Anda la gente tratando de saber por qué una actriz medianilla que acaba de fallecer, recordada casi exclusivamente por su temporada en la serie de televisión “Los Ángeles de Charlie”, fue una figura trascendente para la imagen de la mujer postmoderna y un icono de la belleza rubia, elástica, neumática y tostada en Malibú, deseada por hombres y copiada por mujeres desde 1976 hasta hoy.
Fascinó con sus mechas soleadas en EE.UU., pero más aún en países con mujeres de pelo oscuro, donde imitaron esas mechas, pero poniéndoselas más rubias. Tenía 62 años cuando murió solamente un día antes que Michael Jackson, el estadounidense que influyó enormemente en la expresión musical contemporánea.
Antes de Farrah, que fue Ángel de Charlie un solo año, cuando ella tenía 30, las rubias del cine eran amas de casa tontitas, secretarias eficientes, o casquivanas amantes de millonarios. Rubias planas, sin la mixtura luminosa de las sorprendentes mechas.

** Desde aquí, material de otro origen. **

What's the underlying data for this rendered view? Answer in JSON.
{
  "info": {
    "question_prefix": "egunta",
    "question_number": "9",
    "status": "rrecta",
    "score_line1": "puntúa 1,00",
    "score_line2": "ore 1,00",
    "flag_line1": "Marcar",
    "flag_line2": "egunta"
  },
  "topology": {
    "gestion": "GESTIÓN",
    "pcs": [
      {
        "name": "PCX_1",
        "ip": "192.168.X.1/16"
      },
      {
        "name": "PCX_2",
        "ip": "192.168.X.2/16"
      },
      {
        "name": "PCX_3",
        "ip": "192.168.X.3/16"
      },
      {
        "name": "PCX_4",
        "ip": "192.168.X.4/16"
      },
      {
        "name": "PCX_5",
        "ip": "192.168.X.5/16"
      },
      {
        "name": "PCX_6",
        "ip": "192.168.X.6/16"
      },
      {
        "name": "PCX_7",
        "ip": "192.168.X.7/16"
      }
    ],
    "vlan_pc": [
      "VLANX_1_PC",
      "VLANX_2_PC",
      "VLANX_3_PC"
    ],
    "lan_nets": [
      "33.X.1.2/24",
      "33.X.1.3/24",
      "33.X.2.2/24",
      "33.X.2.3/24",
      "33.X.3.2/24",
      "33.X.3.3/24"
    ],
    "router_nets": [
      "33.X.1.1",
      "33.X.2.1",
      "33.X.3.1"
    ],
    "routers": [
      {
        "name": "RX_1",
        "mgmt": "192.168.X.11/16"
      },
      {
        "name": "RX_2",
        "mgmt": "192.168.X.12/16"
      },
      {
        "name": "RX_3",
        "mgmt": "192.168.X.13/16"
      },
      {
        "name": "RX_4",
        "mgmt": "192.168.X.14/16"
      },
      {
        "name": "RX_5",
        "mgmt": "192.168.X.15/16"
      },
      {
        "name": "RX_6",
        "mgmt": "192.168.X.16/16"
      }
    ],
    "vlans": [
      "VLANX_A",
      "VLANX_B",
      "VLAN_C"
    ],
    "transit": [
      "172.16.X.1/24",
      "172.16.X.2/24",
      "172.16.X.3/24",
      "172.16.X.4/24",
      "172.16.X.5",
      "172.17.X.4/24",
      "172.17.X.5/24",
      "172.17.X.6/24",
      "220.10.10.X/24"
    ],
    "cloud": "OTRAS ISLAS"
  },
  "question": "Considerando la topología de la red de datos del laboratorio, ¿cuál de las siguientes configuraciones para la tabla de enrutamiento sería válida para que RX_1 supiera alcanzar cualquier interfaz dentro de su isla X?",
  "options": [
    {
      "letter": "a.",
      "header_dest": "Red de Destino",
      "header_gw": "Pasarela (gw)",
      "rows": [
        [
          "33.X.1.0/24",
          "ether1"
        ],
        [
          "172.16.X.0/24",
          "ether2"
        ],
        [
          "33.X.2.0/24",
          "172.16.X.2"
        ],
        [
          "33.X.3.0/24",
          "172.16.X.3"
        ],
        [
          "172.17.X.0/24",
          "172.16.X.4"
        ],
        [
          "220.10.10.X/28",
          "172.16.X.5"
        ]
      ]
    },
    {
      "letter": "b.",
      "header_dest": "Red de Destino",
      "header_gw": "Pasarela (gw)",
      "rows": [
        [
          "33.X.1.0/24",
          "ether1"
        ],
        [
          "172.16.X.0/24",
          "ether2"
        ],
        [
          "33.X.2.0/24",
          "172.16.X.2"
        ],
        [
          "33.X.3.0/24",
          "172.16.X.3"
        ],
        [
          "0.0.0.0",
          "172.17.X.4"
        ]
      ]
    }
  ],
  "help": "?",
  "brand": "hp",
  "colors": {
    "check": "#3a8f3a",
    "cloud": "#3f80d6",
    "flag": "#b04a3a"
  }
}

La chica que llegó a Los Ángeles, L.A. (pronúnciese Elei), y a la serie Charlie’s Angels, era una texana, bellísima, sensual, inteligente y valiente. Las texanas son agrestes y semisalvajes, y Elei, por el Hollywood Bldv., está pisoteado por las mejores y más largas piernas desinhibidas que puedan verse, y que van dejando sus huellas como estrellas grabadas en las aceras.

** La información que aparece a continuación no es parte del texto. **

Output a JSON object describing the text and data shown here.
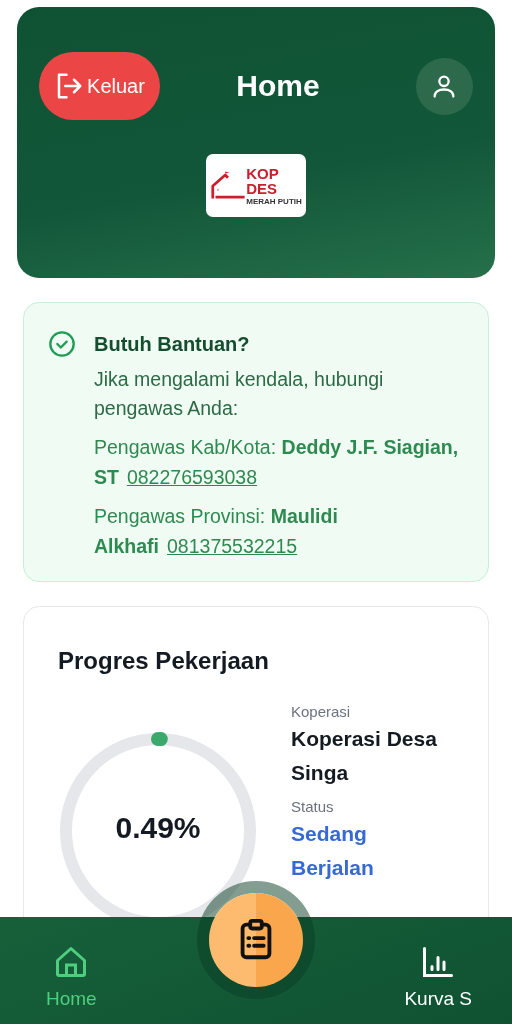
{
  "header": {
    "logout_button": {
      "label": "Keluar"
    },
    "title": "Home",
    "logo": {
      "line_1": "KOP",
      "line_2": "DES",
      "tagline": "MERAH PUTIH"
    }
  },
  "help_card": {
    "title": "Butuh Bantuan?",
    "message": "Jika mengalami kendala, hubungi pengawas Anda:",
    "contacts": [
      {
        "text": "Pengawas Kab/Kota: **Deddy J.F. Siagian, ST**",
        "phone": "082276593038"
      },
      {
        "text": "Pengawas Provinsi: **Maulidi Alkhafi**",
        "phone": "081375532215"
      }
    ]
  },
  "progress_card": {
    "title": "Progres Pekerjaan",
    "percent": "0.49%",
    "level": 0.0049,
    "fields": [
      {
        "label": "Koperasi",
        "value": "Koperasi Desa Singa",
        "kind": "plain"
      },
      {
        "label": "Status",
        "value": "Sedang Berjalan",
        "kind": "status"
      }
    ]
  },
  "bottom_nav": {
    "items": [
      {
        "label": "Home",
        "kind": "home",
        "selected": true
      },
      {
        "label": "Kurva S",
        "kind": "chart",
        "selected": false
      }
    ]
  }
}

No era la rubia ingenua al estilo Marilyn, sino una anti-Monroe con elevada formación y capacidad de triunfo, como tantas chicas rompedoras de entonces; aunque, siempre hay un pero, ella y sus otras compañeras obedecían a un machista Charlie.
Rubia no era ya sinónimo de estúpida, y por todo el mundo las estudiantes y profesionales izquierdistas, antes apenas duchadas, comenzaron a ponerse mechas y a presentarse como tigresas revolucionarias, algo guerrilleras: como Jill Monroe, precisamente Monroe por anti-Monroe, el personaje de Farrah.
Sí, el feminismo femenino le debe tanto a Farrah Fawcett, como los peluqueros y los fabricantes de tintes.